Yes it’s been awhile, shall we sit and have tea and catch up?
How are you? How is your summer so far? And your family?
Me? I’m doing pretty well and yes I had a good birthday. 43 has been a breeze so far. We returned recently from visiting my grandmother in Ohio last week. She turned 94! She is still so sharp and her memory astounds me. We worked the crossword in the newspaper together everyday I was there, I loved that.
Seeing her moved something in me, and I wish I could say it was all sweet and nostalgic, but it wasn’t. With the visit came an uncomfortable glimpse into the future none want to ponder too long– the reality of life in old age, of loss in body and independence, of wisdom gained, yes, but not without a few footprints of sadness and regret. Seeing her made me think about the life I wanted to have, or even more important, the outlook on life I wanted to have, if I were to ever make it to 94.
We talked a lot together Grandma and me. She mostly talked of the past, what happened to who and when. When she talked about my dad or my grandfather, my ears prickled with interest to the things I never knew about them. Like when my dad went to sleepaway camp when he was 12, and though he wanted to come home after two days, Grandma said “try one more day” and in the end he was so glad he stayed. She talked about taking the train to Chicago in 1944 to visit my grandfather after he finished boot camp, how the train was so crowded that people had to sit on their suitcases in the aisles.

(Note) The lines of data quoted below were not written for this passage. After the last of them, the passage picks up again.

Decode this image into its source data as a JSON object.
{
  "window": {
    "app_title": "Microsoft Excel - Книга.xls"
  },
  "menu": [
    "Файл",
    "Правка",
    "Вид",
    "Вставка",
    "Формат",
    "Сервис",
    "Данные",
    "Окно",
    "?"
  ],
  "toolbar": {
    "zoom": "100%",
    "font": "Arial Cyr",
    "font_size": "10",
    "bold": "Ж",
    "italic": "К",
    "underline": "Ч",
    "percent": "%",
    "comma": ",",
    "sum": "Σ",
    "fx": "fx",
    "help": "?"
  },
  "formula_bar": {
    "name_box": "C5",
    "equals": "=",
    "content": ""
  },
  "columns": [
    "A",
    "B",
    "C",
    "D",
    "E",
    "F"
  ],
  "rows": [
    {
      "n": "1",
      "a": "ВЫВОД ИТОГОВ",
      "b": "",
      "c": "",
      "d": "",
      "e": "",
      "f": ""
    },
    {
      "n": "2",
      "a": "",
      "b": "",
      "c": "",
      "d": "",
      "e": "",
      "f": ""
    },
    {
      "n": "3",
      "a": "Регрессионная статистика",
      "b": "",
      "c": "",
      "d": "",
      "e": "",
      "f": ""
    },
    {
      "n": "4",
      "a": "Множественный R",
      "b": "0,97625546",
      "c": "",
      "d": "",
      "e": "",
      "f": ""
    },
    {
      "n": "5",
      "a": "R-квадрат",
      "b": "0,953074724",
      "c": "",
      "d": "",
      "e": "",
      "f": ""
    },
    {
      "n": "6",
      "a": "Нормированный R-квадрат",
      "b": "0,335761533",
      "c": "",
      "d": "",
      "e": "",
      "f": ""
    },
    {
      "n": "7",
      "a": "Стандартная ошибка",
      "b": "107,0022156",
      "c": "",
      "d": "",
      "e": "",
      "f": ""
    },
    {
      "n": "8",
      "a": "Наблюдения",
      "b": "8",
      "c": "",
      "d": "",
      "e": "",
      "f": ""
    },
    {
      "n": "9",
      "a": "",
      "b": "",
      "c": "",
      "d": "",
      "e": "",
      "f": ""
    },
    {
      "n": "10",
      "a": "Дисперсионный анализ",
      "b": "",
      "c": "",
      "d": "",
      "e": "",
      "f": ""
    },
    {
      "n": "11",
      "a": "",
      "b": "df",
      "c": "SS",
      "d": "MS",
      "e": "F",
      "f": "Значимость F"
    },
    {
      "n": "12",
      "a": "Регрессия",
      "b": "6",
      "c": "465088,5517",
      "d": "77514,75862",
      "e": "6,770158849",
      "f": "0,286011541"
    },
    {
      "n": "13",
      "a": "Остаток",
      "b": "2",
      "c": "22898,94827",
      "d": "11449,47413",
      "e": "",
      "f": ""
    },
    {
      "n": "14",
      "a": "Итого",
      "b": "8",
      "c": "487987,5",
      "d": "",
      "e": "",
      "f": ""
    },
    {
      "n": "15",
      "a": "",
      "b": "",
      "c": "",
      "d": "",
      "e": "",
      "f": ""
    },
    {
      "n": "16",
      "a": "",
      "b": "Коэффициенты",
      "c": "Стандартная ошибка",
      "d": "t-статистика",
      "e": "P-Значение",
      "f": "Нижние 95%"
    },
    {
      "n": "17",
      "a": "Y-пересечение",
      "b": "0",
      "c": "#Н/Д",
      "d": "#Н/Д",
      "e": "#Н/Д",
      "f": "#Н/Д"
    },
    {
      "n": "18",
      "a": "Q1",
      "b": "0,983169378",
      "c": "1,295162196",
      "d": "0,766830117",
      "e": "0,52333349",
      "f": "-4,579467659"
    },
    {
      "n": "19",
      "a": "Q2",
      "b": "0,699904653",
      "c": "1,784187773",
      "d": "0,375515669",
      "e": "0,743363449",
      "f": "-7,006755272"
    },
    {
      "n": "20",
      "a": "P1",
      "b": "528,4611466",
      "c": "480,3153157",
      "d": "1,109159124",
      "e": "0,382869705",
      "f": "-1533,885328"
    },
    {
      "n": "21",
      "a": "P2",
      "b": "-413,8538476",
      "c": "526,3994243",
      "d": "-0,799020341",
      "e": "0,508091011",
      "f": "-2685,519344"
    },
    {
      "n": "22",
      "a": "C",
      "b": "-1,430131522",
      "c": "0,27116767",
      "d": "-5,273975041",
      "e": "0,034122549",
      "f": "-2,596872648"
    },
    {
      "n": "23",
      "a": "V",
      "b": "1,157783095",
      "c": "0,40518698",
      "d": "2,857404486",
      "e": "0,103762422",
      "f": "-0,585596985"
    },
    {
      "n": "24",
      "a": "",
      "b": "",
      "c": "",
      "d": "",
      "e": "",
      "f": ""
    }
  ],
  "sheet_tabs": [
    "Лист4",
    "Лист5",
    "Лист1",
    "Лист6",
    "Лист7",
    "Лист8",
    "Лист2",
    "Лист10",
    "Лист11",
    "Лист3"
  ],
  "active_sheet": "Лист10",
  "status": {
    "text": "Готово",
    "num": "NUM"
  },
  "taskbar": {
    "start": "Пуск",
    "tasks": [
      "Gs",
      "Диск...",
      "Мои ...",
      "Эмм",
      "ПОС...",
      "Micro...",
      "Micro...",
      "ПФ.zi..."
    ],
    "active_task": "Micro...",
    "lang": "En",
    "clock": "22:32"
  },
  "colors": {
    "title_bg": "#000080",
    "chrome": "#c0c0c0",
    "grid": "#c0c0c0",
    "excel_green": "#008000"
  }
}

We visited the lake house she lived in nearly her entire life, the lake house her father built, the lake house that my parents, brother and I would visit on the weekends for family bbqs, fishing, and firefly catching. Though she no longer owns the house, she checked on all the flowers she and her sister had planted, the clematis, the peonies, and the irises, as if they were still hers. She found them to be somewhat neglected, but still alive and carrying on. We later found an empty bird’s nest on the ground underneath an oak tree she had planted years ago, and in that moment, I couldn’t help but feel the congruity of it all.
I know it’s cliché but I do feel like a child again when I am around her. She is always teaching me, recounting what it was like growing up in the Depression, the war, battling 3 cancers (and winning), losing loved ones like a husband and son, and what it’s like growing old. She is patient with my questions fielding them the same way she did when I was 10 years old, assuaging my curiosity and forever being my teacher.
I do believe the one precious gift we can give our older generation, the thing that helps make the life they’ve lived and ultimately their life in old age worth it all, is the opportunity and time to share their stories, their truths. And in return what we receive is a gentle, quiet hope that aging is something we can do, can manage, can accept, because it’s our own stories that will carry us through to the end.